Kyrie Irving is a Celtic at long last after the Cavs and Celtics agreed on adding Boston's 2020 second-round pick to the original deal that included Isaiah Thomas, Jae Crowder, Ante Zizic and Brooklyn's unprotected first-round pick in next year's draft.

Eight days after the deal was initially announced, Irving and Thomas join a number of the league's biggest names have changed teams this off-season including Gordon Hayward, Chris Paul and Paul George but it's this trade that takes the cake.

On the surface, it looks like a reasonably even trade and even with Thomas' injury concerns, he has assured the basketball world that he'll be the same player he was when he returns.

It's a win-now trade for Cleveland (and it always had to be) while giving them a glimmer of hope in the future while Boston are confident in the pairing of Hayward and Irving as well as signing Irving long term when his current deal expires.

Brooklyn's pick in next year's draft is almost certain to fall in the top 10 with a good chance of moving up even higher and while Cleveland were unable to land Jason Tatum in the deal, it's here where they may've gotten the W in this trade.

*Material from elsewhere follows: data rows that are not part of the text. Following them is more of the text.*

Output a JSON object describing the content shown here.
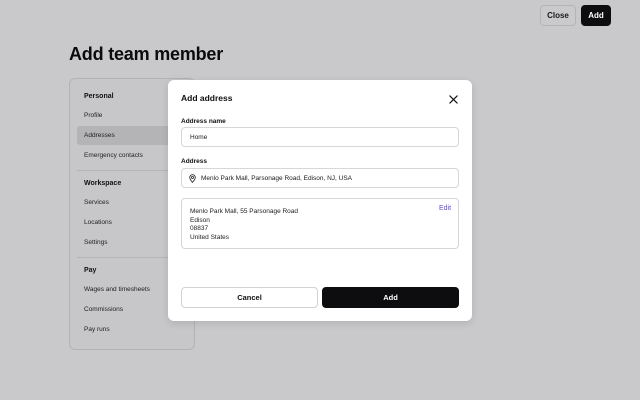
{
  "topbar": {
    "close_label": "Close",
    "add_label": "Add"
  },
  "page": {
    "title": "Add team member"
  },
  "sidebar": {
    "sections": [
      {
        "title": "Personal",
        "items": [
          "Profile",
          "Addresses",
          "Emergency contacts"
        ]
      },
      {
        "title": "Workspace",
        "items": [
          "Services",
          "Locations",
          "Settings"
        ]
      },
      {
        "title": "Pay",
        "items": [
          "Wages and timesheets",
          "Commissions",
          "Pay runs"
        ]
      }
    ],
    "active_item": "Addresses"
  },
  "modal": {
    "title": "Add address",
    "close_icon": "close-icon",
    "address_name": {
      "label": "Address name",
      "value": "Home"
    },
    "address": {
      "label": "Address",
      "icon": "location-pin-icon",
      "value": "Menlo Park Mall, Parsonage Road, Edison, NJ, USA"
    },
    "resolved": {
      "lines": [
        "Menlo Park Mall, 55 Parsonage Road",
        "Edison",
        "08837",
        "United States"
      ],
      "edit_label": "Edit"
    },
    "cancel_label": "Cancel",
    "add_label": "Add"
  },
  "colors": {
    "overlay_bg": "#c9c9cb",
    "primary": "#0d0d0f",
    "link": "#5b4fe0"
  }
}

The number three pick out of Duke in this year's draft raised many eyebrows in his Utah Summer League performances, averaging 18.7 points, 9.7 rebounds and 2.3 steals. Understandably, it's easy to see why the Cavs wanted him.

But in the ‘real talk' of this trade, it was a bluff.

Boston were never (ever) parting with Tatum and they made that known from the start. Cleveland pushed, throwing an extra chip on the table to see if Boston would show the slightest of interest in playing that hand, but nothing came of it.

Thomas was one player that was always going to be involved in this deal. Two All-Star point guards on the one roster? Only Houston can pull that off.

Brooklyn's pick was another asset of Boston's that, while they may not have wanted it to, was going to find its way to Cleveland.

Jae Crowder is the piece in that trade that has the potential to decide the winner and as it stands at the minute, it's leaning in the direction of the wine and gold.

A 34% career 3-point shooter, that number spiked spectacularly last season, nailing 157 long balls in the regular season at a shade under 40%. While he has been a starter over the last two seasons and pulled in just under six rebounds a game over that time, he'll likely be relegated back to the bench this season, but that's not an entirely bad thing.

Behind a line up of LeBron James, Kevin Love and Tristan Thompson in the front court, Crowder's elite perimeter defence will be a major factor in ensuring Cleveland remain a strong contender for the East's #1 seed this season.

Last season, opponents shot just 29% from behind the arc with Crowder as their primary defender and just over 30% from greater than 15 feet.

The Marquette forward give the Cavs more versatility in their line ups when Love plays at the five, allowing for a James and Crowder front court. A line up that not only will be capable of stifling opposing offences but also creating points on the other end, with all five players on the court able to knock down shots from deep along with being capable facilitators.

Crowder's career 79% free throw shooting is also a minor yet key detail, allowing Tyronn Lue to play him down the stretch of key games.

As already mentioned, with LeBron's impending free agency next season, this deal had to be a win now move for the Cavs and it is. It has the option of extending Thomas' contract as well at the end of the season and while that may seem unlikely at the moment, the option is there.

Irving and Hayward will take time to gel, just like any high-profile pairing that join forces on the one team.

This move ensures the Cavs remain the best team in the conference and with Dywane Wade's arrival also on the horizon and some point in the 2017/18 season, the Cavs have made sure that LeBron's unprecedented consecutive finals streak is alive and well.